IDPH has cited and and fined Fair Oaks Rehabilitation & Health Care Center in South Beloit after a resident there fell and suffered a broken hip due to the failure of a therapist to use a gait belt while walking with the resident.
Use of a gait belt is a fundamental fall prevention strategy. A gait belt is a sturdy canvas strap that is applied to the midsection of a resident who is at risk for falls and may require the physical assistance of staff with walking, standing, and transfers. The gait belt allows the staff member assisting the resident help steady the resident in the event that there is a loss of balance or to break a fall or control the descent if there is in fact a fall. Without the use of a gait belt, the staff would have to rely on grabbing onto the clothing or to the resident to try to prevent a fall. Either places both staff and resident at risk for injury.
The resident at issue was considered at risk for falls and had been assessed as not being steady during transitions and walking and required the extensive assist of one staff member with walking in the corridor. Extensive assist has a particular technical meaning – it means that the staff member is providing some physical assistance with the weight bearing. Doing this properly requires the use of a gait belt.
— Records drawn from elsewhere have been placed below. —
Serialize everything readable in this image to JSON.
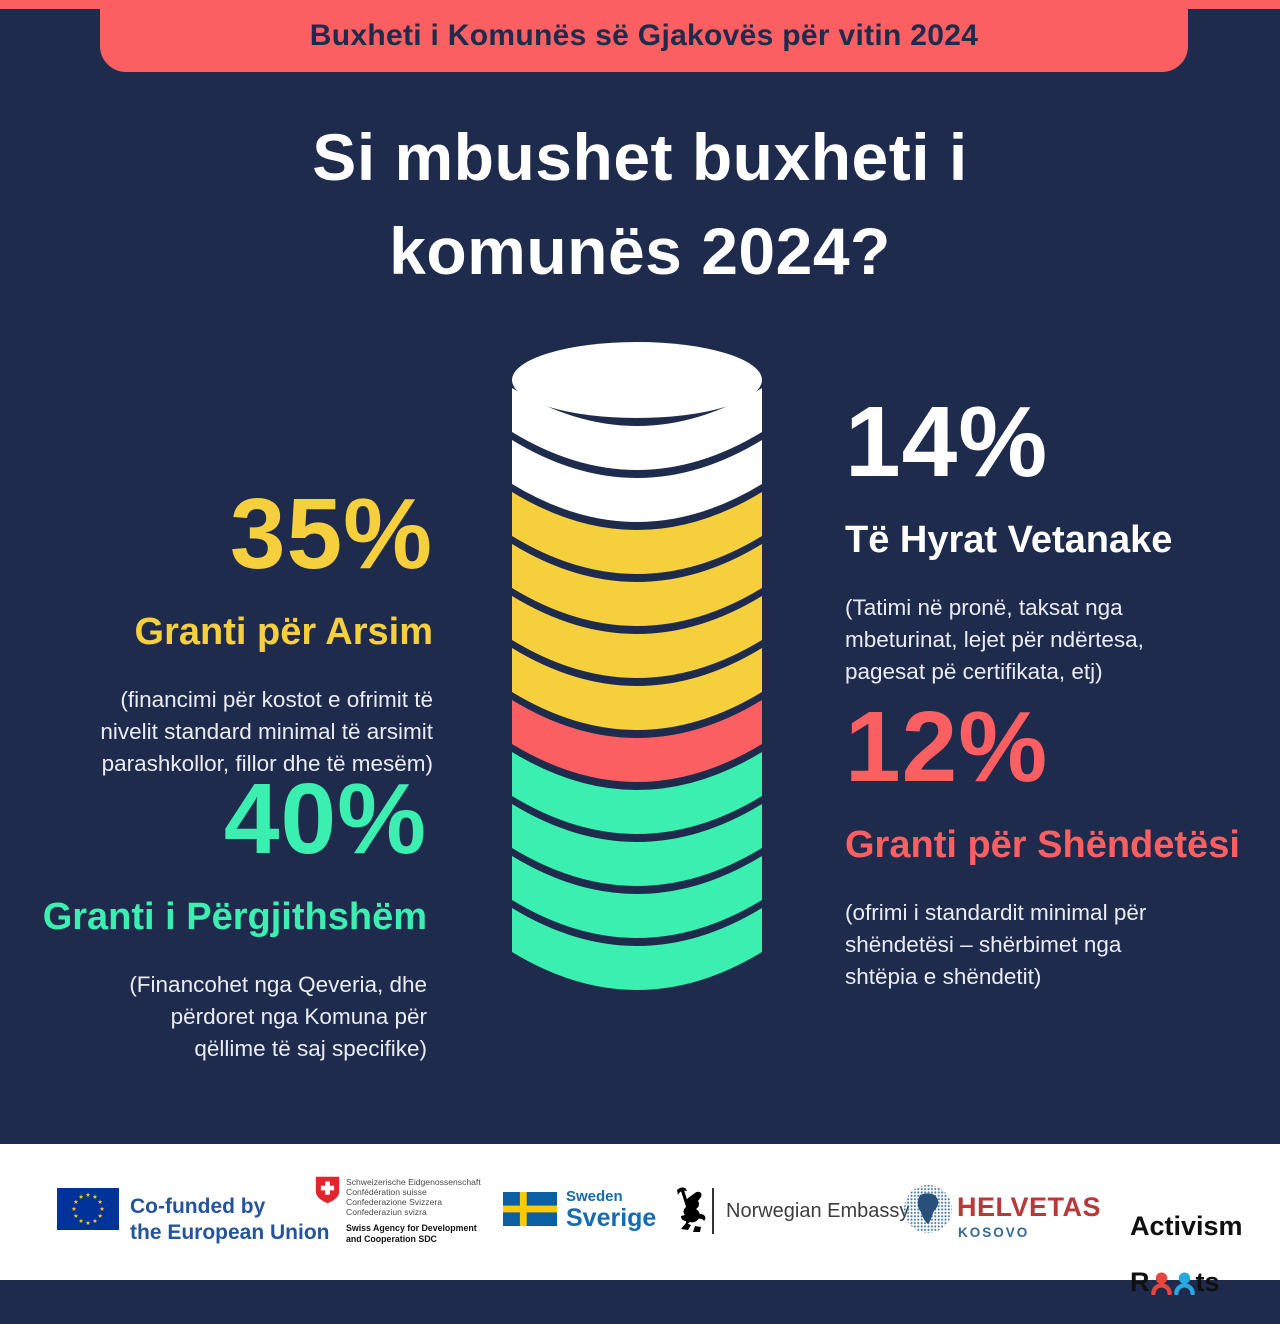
{
  "banner": {
    "text": "Buxheti i Komunës së Gjakovës për vitin 2024"
  },
  "title": "Si mbushet buxheti i\nkomunës 2024?",
  "colors": {
    "background": "#1E2B4C",
    "banner": "#FB5F62",
    "white": "#FFFFFF",
    "yellow": "#F6CF3C",
    "green": "#3BEFB0",
    "coral": "#FB5F62"
  },
  "callouts": {
    "arsim": {
      "percent": "35%",
      "label": "Granti për Arsim",
      "detail": "(financimi për kostot e ofrimit të\nnivelit standard minimal të arsimit\nparashkollor, fillor dhe të mesëm)",
      "color": "#F6CF3C"
    },
    "pergjithshem": {
      "percent": "40%",
      "label": "Granti i Përgjithshëm",
      "detail": "(Financohet nga Qeveria, dhe\npërdoret nga Komuna për\nqëllime të saj specifike)",
      "color": "#3BEFB0"
    },
    "vetanake": {
      "percent": "14%",
      "label": "Të Hyrat Vetanake",
      "detail": "(Tatimi në pronë, taksat nga\nmbeturinat, lejet për ndërtesa,\npagesat pë certifikata, etj)",
      "color": "#FFFFFF"
    },
    "shendetesi": {
      "percent": "12%",
      "label": "Granti për Shëndetësi",
      "detail": "(ofrimi i standardit minimal për\nshëndetësi – shërbimet nga\nshtëpia e shëndetit)",
      "color": "#FB5F62"
    }
  },
  "chart_data": {
    "type": "pictograph-coin-stack",
    "title": "Si mbushet buxheti i komunës 2024?",
    "unit": "percent of 2024 municipal budget of Gjakova",
    "segments_top_to_bottom": [
      {
        "label": "Të Hyrat Vetanake",
        "value": 14,
        "coins": 2,
        "color": "#FFFFFF"
      },
      {
        "label": "Granti për Arsim",
        "value": 35,
        "coins": 4,
        "color": "#F6CF3C"
      },
      {
        "label": "Granti për Shëndetësi",
        "value": 12,
        "coins": 1,
        "color": "#FB5F62"
      },
      {
        "label": "Granti i Përgjithshëm",
        "value": 40,
        "coins": 4,
        "color": "#3BEFB0"
      }
    ]
  },
  "footer": {
    "eu": {
      "text": "Co-funded by\nthe European Union"
    },
    "sdc": {
      "lines": "Schweizerische Eidgenossenschaft\nConfédération suisse\nConfederazione Svizzera\nConfederaziun svizra",
      "agency": "Swiss Agency for Development\nand Cooperation SDC"
    },
    "sweden": {
      "line1": "Sweden",
      "line2": "Sverige"
    },
    "norway": {
      "text": "Norwegian Embassy"
    },
    "helvetas": {
      "name": "HELVETAS",
      "sub": "KOSOVO"
    },
    "activism": {
      "line1": "Activism",
      "r_part": "R",
      "ts_part": "ts",
      "word2": "Roots"
    }
  }
}
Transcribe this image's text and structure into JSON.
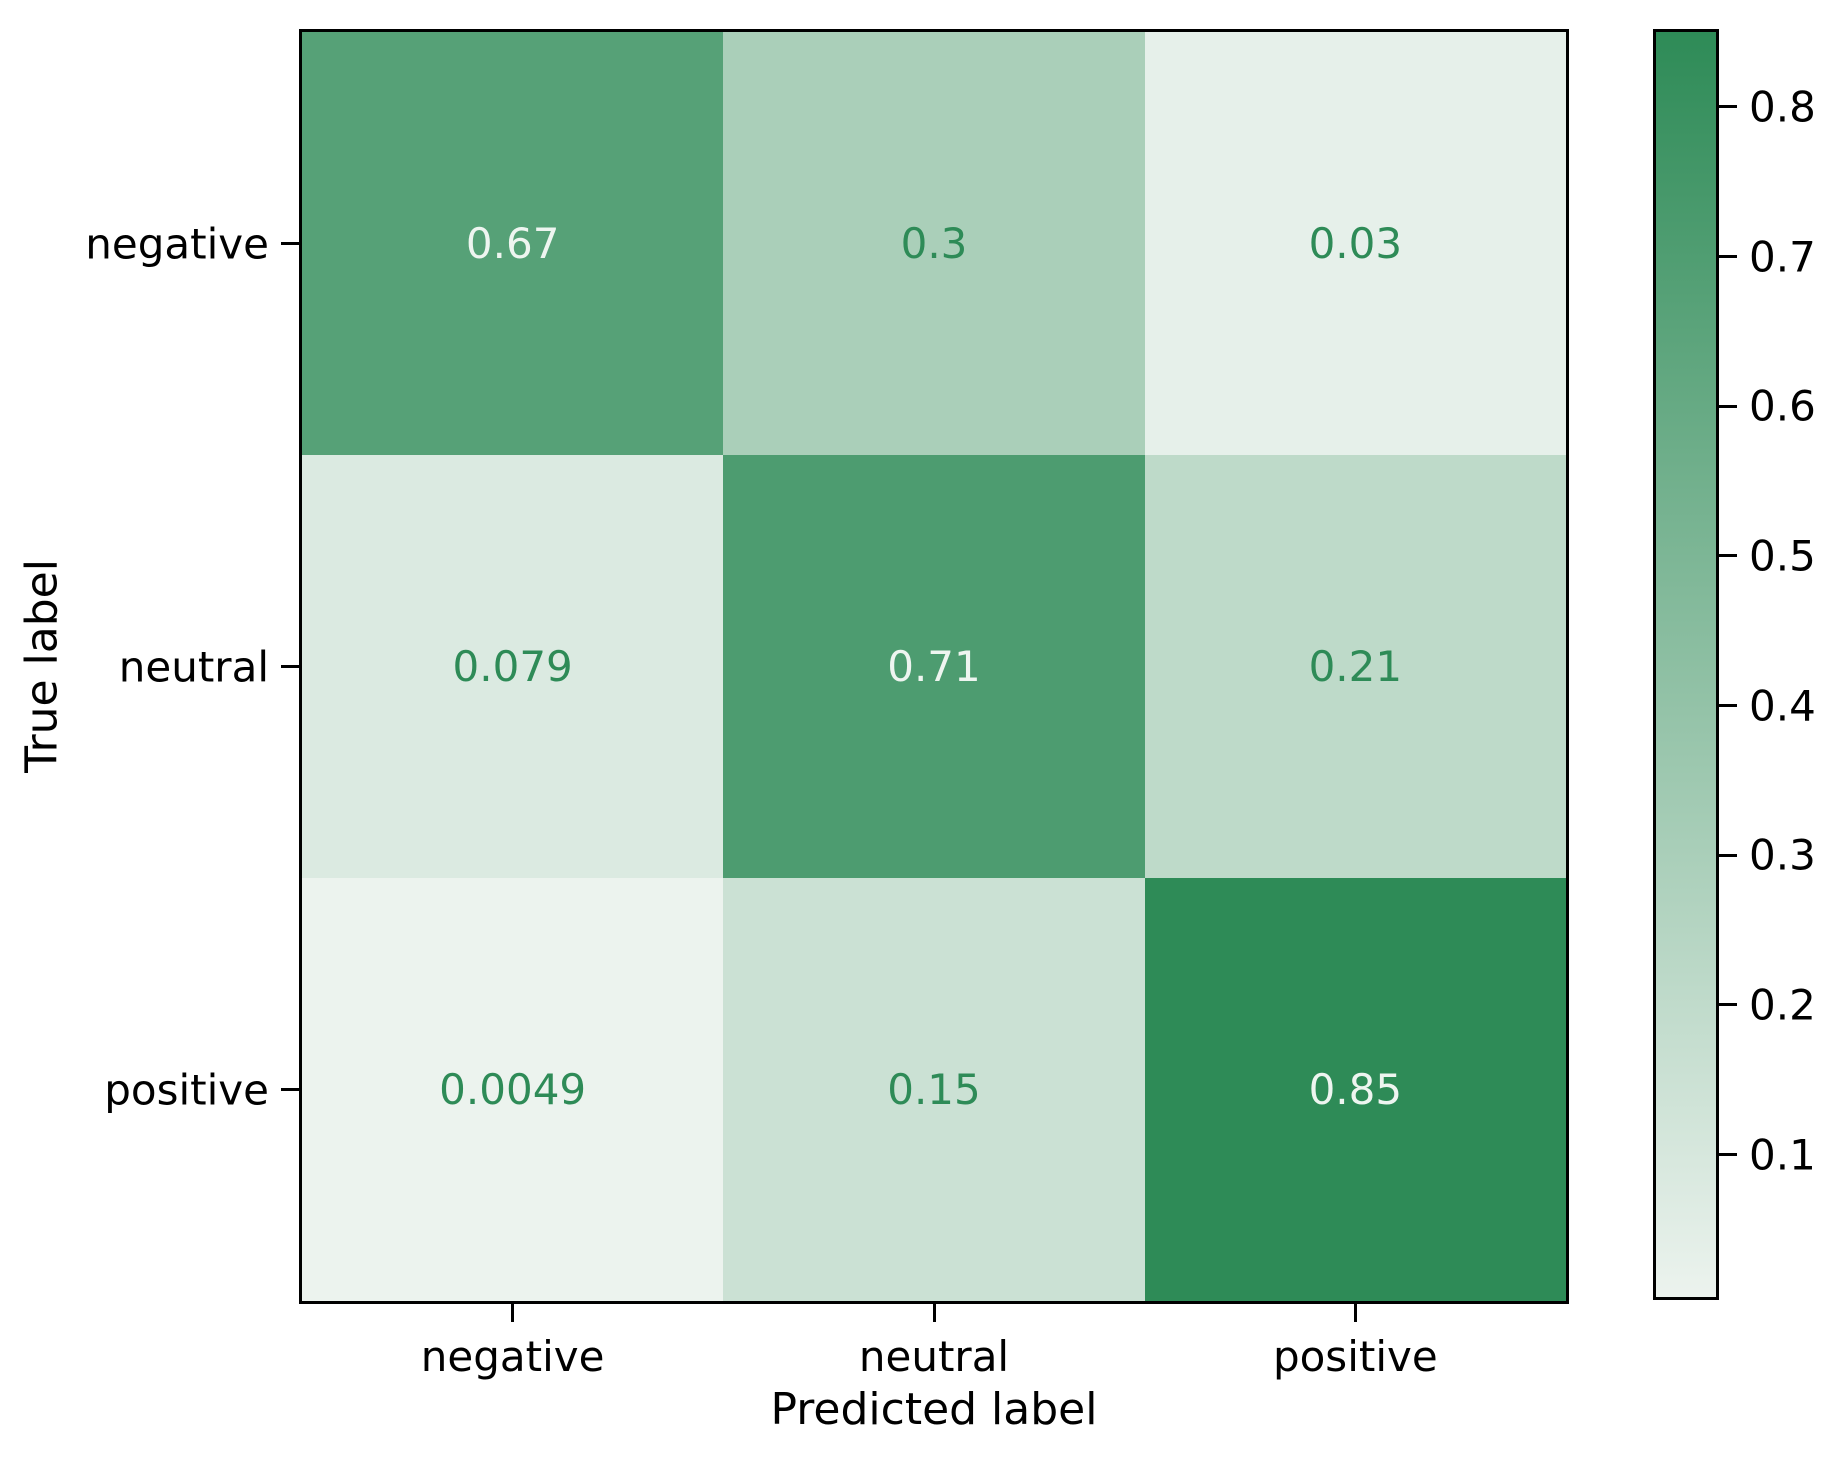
{
  "chart_data": {
    "type": "heatmap",
    "subtype": "confusion-matrix",
    "title": "",
    "xlabel": "Predicted label",
    "ylabel": "True label",
    "x_categories": [
      "negative",
      "neutral",
      "positive"
    ],
    "y_categories": [
      "negative",
      "neutral",
      "positive"
    ],
    "matrix": [
      [
        0.67,
        0.3,
        0.03
      ],
      [
        0.079,
        0.71,
        0.21
      ],
      [
        0.0049,
        0.15,
        0.85
      ]
    ],
    "cell_labels": [
      [
        "0.67",
        "0.3",
        "0.03"
      ],
      [
        "0.079",
        "0.71",
        "0.21"
      ],
      [
        "0.0049",
        "0.15",
        "0.85"
      ]
    ],
    "vmin": 0.0049,
    "vmax": 0.85,
    "colormap": {
      "name": "light-seagreen",
      "min_color": "#ecf3ee",
      "max_color": "#2e8b57"
    },
    "annotation_color_on_dark": "#eef5f0",
    "annotation_color_on_light": "#2e8b57",
    "colorbar_ticks": [
      "0.1",
      "0.2",
      "0.3",
      "0.4",
      "0.5",
      "0.6",
      "0.7",
      "0.8"
    ],
    "legend_position": "right-colorbar",
    "grid": false,
    "axis_color": "#000000"
  }
}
On the day of this nursing home fall, the resident was being walked back from therapy by a COTA (certified occupational therapy aide). There was no gait belt in use. The aide later told the state surveyor, “[The resident] should have had a gait belt on for a security belt because she was unsteady. I should have had a gait belt on her. I don’t know why I didn’t use one.” As they walked down the hall, a nurse sitting at the nurse’s station observed the resident and the aide, later telling the surveyor that it looked like the aide was not paying attention. The resident began to tire and reached back to sit in a wheelchair, but instead fell to the ground, suffering a fractured left hip which required surgical repair.
Here, there was a failure in the fundamentals which led to this fall. And it was not for a lack of equipment – the rehab director told the state surveyor that there was a drawer full of gait belts available in the therapy department. Simple failures lead to very preventable accidents.
It is worth noting that the primary culprit in this incident was the therapy aide. Frequently in nursing homes, therapy services are provided by an outside contractor. However, the therapy aide was not the sole person bearing some responsibility for this fall as the nurse saw the aide walking with the resident and failed to act to correct the dangerous situation of walking the resident with no gait belt.